Kazakhstan will not help Russia circumvent the sanctions imposed on it by the United States and the European Union, said the first deputy head of the Presidential Administration of Kazakhstan Timur Suleimenov in an interview with Euractiv.
Suleimenov said it was important for Kazakhstan to demonstrate to European partners that the country would not become an instrument of Russia in circumventing sanctions. “We will comply with the sanctions. Although we are part of an economic union with Russia, Belarus and other countries, we are also part of the international community. Therefore, we least want secondary sanctions from the United States and the EU to be applied to Kazakhstan, “he said.
At the same time, Suleimenov noted that Kazakhstan will continue to trade with Russia, invest in the country and attract investment for it. At the same time, the government will do everything to control the sanctioned goods. “We will do everything possible to control any investments in Kazakhstan by persons or organizations that are under sanctions, and this is what we wanted to openly convey to Europeans. To show that we have a system, and this system, unfortunately, will stay here for a long time, “the politician concluded.
On March 2, an operational headquarters for anti-crisis measures was set up in the republic. The press service of the Prime Minister of Kazakhstan Alikhan Smailov noted that the headquarters will consider and resolve problematic issues arising in the economy and business related to the imposition of sanctions on Russia and their impact on the economy. It included the first heads of key government agencies, representatives of the business community and industry experts.

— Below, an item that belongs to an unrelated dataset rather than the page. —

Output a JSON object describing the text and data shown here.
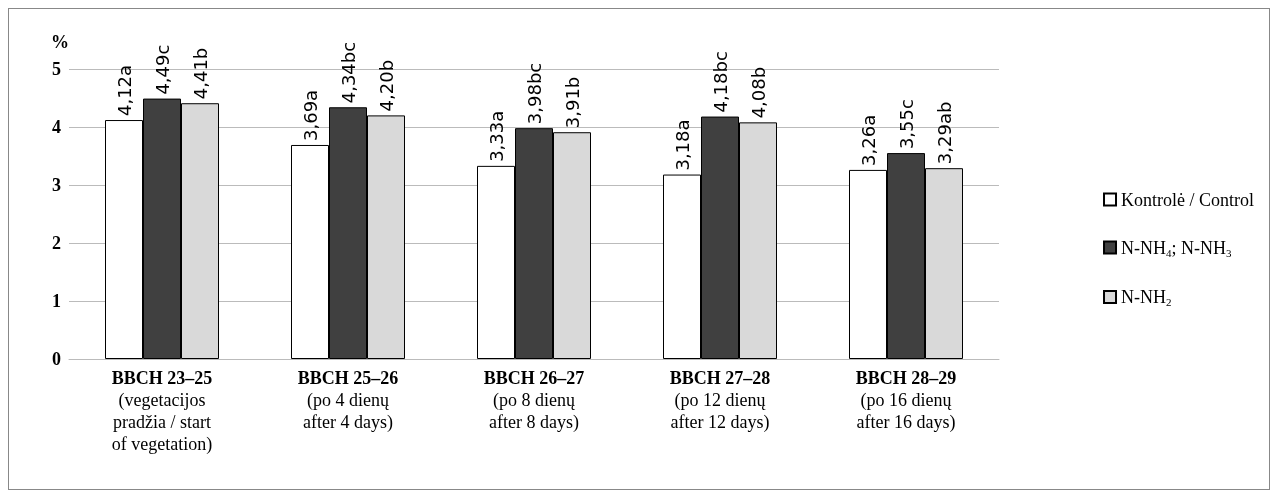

The European Union, as well as Canada, the United States and a number of other countries, began imposing economic and personal sanctions on Russia in response to Moscow’s recognition of the Donetsk and Luhansk People’s Republics on February 21 and the February 24 military operation in Ukraine. Among the restrictions – the closure of the airspace of the community for Russian aircraft, the disconnection of a number of Russian banks from the SWIFT system and the blocking of international reserves of the Central Bank – about $ 300 billion were virtually frozen. The country’s access to the dollar and the euro has also been limited. The sanctions also affected a number of sectors of the economy, including the lack of the ability to supply Russia with high technology, luxury items and so on.